Demokratie-Verwahrlosung
Es ist absurd: im Osten unseres Kontinents tobt ein Aggressionskrieg auf ukrainischem Gebiet, ausgelöst durch Russland, das das Völkerrecht und die Souveränität eines Staates missachtend, imperialistische Allmachtsfantasien eines Grossrusslands betreibt. Die freie Welt, die liberale Demokratie, die Aufklärung werden hier massiv von einem Weltbild angegriffen, das sich tief in der Vergangenheit bewegt.
Abwenden von Politik
Und was passiert zeitgleich in Europa? Die Auswirkungen des Krieges verursachen eine Radikalisierung in der Gesellschaft. Aus Angst vor dem Wohlstandsverlust und dem sozialen Abstieg (und gleichzeitig eines aktiven Versagens der politisch Verantwortlichen), wenden sich die Menschen immer mehr von der Politik ab. Flüchten sich in Parallelwelten – die ihre eigenen Bubbles bilden mittels Informationsplattformen, die auch gern von jenen finanziert werden, die sich wirtschaftliche Erfolge und mehr Einfluss auf die Politik erhoffen. Es werden krude Verschwörungstheorien verbreitet, die unwidersprochen im Netz stehen bleiben.
Antisystem en vogue
Aus dieser Melange bilden sich dann neue politische Bewegungen bzw „Persönlichkeiten“, die den verunsicherten Menschen vermeintlich eine politische Perspektive bieten, weil sie die Ängste richtig formulieren, ohne die entsprechenden Lösungen dafür zu haben. Die Kritik am System, die antisystemische Haltung ist ein willkommener und einfacher Weg, seiner Wut und seinem Frust auf „die da oben“ Ausdruck zu verleihen.

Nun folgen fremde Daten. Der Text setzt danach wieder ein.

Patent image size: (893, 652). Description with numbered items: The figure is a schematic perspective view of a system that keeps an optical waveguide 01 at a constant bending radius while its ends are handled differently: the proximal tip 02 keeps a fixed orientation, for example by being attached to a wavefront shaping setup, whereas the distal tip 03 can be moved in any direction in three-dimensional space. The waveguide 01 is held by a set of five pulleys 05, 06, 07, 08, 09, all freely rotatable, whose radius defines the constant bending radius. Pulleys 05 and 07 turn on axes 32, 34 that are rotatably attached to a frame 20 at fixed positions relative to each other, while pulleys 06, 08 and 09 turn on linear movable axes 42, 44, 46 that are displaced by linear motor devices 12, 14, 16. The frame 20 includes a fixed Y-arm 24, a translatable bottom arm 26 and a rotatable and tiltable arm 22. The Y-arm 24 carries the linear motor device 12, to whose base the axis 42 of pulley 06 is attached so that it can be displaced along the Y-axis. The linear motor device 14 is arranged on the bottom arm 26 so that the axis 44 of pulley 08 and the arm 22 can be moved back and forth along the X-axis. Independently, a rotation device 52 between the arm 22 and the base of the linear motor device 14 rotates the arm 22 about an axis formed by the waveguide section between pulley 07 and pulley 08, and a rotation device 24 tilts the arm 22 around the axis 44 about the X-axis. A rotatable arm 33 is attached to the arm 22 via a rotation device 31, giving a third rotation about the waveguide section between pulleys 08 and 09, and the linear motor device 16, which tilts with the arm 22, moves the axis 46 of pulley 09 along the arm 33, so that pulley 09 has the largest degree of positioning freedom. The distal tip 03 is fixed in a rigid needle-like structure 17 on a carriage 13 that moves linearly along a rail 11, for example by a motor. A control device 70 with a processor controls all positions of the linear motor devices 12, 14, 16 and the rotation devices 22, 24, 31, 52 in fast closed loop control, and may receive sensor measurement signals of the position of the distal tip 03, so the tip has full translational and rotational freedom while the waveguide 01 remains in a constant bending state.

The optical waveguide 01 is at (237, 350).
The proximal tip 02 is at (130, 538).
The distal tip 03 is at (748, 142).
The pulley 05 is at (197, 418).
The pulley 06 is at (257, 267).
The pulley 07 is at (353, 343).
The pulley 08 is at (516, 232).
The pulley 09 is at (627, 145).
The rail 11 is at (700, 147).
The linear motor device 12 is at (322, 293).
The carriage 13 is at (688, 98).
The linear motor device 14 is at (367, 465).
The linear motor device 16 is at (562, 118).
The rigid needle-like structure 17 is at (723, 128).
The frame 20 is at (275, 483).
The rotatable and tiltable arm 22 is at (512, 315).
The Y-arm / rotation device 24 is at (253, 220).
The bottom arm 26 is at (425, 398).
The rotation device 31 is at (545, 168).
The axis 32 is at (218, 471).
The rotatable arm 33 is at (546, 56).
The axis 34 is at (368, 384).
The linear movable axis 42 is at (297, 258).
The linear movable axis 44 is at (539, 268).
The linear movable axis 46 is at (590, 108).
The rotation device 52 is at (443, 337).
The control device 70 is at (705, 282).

Einmal mehr spielt hier die digitale Kommunikation eine grosse Rolle. Man kommt mittlerweile kaum noch nach, die grosse Wucht an faktenbefreiten Thesen analytisch und eindringlich zu widerlegen. Nach dem klassischen journalistischen Prinzip Check.recheck.rerecheck. Politik wird immer kleinteiliger und die temporäre Empörung um noch so unwichtige Nebenmeldungen, treibt die politische Kommunikation im digitalen Bereich vor sich her. Umso unverständlicher ist es dann, dass unabhängige journalistisch einwandfreie digitale Newsplattformen wie orf.at ihr redaktionelles Angebot reduzieren sollen. Das schadet nämlich vor allem einem: unserer Demokratie.
Konsens und Kompromiss?
Es birgt mehrere Gefahren in sich: der Wandel hin zu einer Plutokratie oder – und auf Social Media gewinnt man hier zunehmend den Eindruck – zu einer Ochlokratie. Freie Meinungsäusserung, Diskursfähigkeit, Faktenbasierte Diskussionen und Kontroversen werden immer schwieriger. Die Menschen ziehen sich in ihre jeweilige Echokammern zurück. Fühlen sich dort wohl weil sie ihresgleichen finden. Und damit schwindet immer mehr die wichtigste Komponente einer Demokratie: der Wille zum Kompromiss und Konsens. Ohne diese beiden Parameter kann eine liberale Demokratie nicht funktionieren.
Das müssen wir schleunigst wieder lernen. Politik ist Kompromiss. Basierend auf Fakten und seriösem Diskurs und Austausch. Das sollte uns allen Demokratie, von der wir seit Jahrzehnten persönlich profitieren, wert sein. Jetzt müssen wir ihr zeigen, wie dankbar wir sind sie zu haben.